An analytical method for the determination of volatile and semi-volatile compounds representing various chemical groups in ice wines was developed and optimized in the presented study. A combination of the fully automated solid-phase microextraction (SPME) sample preparation technique and gas chromatographic-mass spectrometric (GC-MS) system to perform the final chromatographic separation and identification of the analytes of interest was utilized. A time-of-flight mass spectrometric (TOF-MS) analyzer provided very rapid analysis of this relatively complex matrix. Full spectral information in the range of m/z 35-450 was collected across the short GC run (less than 5 min). Divinylbenzene/Carboxen/Polydimethylsiloxane (DVB/CAR/PDMS) 50/30 microm fiber performed best during the optimization experiments and it was used in the headspace SPME mode to isolate compounds from ice wine samples, consisting of 3 mL wine with 1g salt addition. After the sample incubation and extraction (both 5 min at 45 degrees C), analytes were thermally desorbed in the GC injector for 2 min (injector maintained at 260 degrees C) and transferred into the column. The MS data acquisition rate of 50 spectra/s was selected as optimal. The optimized analytical method did not exceed 20 min per sample, including both the isolation and pre-concentration of the analytes of interest, the final GC-TOF-MS analysis and the fiber bake-out.

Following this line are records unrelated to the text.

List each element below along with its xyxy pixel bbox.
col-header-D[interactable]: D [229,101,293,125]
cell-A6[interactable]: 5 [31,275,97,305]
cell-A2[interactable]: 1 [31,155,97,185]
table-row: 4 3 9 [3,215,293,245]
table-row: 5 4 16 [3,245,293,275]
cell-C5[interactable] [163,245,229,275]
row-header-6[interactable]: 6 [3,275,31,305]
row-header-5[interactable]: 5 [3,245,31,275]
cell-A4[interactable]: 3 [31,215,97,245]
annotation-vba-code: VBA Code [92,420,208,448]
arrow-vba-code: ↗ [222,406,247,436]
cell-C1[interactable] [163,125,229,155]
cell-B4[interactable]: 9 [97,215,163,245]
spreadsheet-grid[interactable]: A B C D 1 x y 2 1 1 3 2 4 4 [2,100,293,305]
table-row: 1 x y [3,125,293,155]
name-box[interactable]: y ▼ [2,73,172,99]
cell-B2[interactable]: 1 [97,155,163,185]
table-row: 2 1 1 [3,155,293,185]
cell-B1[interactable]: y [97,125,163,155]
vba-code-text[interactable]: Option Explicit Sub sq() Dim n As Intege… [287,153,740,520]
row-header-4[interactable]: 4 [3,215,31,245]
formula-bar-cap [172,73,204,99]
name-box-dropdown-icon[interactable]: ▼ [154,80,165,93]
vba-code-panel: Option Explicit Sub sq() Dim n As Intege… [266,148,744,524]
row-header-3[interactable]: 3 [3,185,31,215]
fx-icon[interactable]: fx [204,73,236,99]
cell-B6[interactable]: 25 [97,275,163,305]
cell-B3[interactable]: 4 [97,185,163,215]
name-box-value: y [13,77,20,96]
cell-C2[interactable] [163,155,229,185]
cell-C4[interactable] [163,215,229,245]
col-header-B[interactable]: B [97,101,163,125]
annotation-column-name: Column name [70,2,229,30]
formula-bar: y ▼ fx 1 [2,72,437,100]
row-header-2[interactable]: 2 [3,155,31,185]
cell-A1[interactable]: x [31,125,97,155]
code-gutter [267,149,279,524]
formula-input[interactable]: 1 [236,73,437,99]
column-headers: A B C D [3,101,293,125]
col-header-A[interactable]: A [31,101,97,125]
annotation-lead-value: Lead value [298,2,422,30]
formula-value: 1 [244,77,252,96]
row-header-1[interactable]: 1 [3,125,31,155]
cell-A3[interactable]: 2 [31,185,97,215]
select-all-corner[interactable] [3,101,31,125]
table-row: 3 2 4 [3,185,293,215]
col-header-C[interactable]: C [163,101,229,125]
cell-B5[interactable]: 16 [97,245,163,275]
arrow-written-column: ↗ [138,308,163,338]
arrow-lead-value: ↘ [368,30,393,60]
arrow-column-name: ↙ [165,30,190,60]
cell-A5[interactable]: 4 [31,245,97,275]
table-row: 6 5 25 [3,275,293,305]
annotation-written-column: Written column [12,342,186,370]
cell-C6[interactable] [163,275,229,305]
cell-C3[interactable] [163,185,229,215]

Both a linear temperature-programmed retention index (LTPRI) method using C(8)-C(20) alkanes loaded onto the fiber and a mass spectral library search were employed to identify the target compounds. The repeatability of the developed and optimized HS-SPME-GC-TOF-MS method for ice wine analysis, expressed as relative standard deviation (RSD, %, n=7), ranged from 3.2 to 9.0%.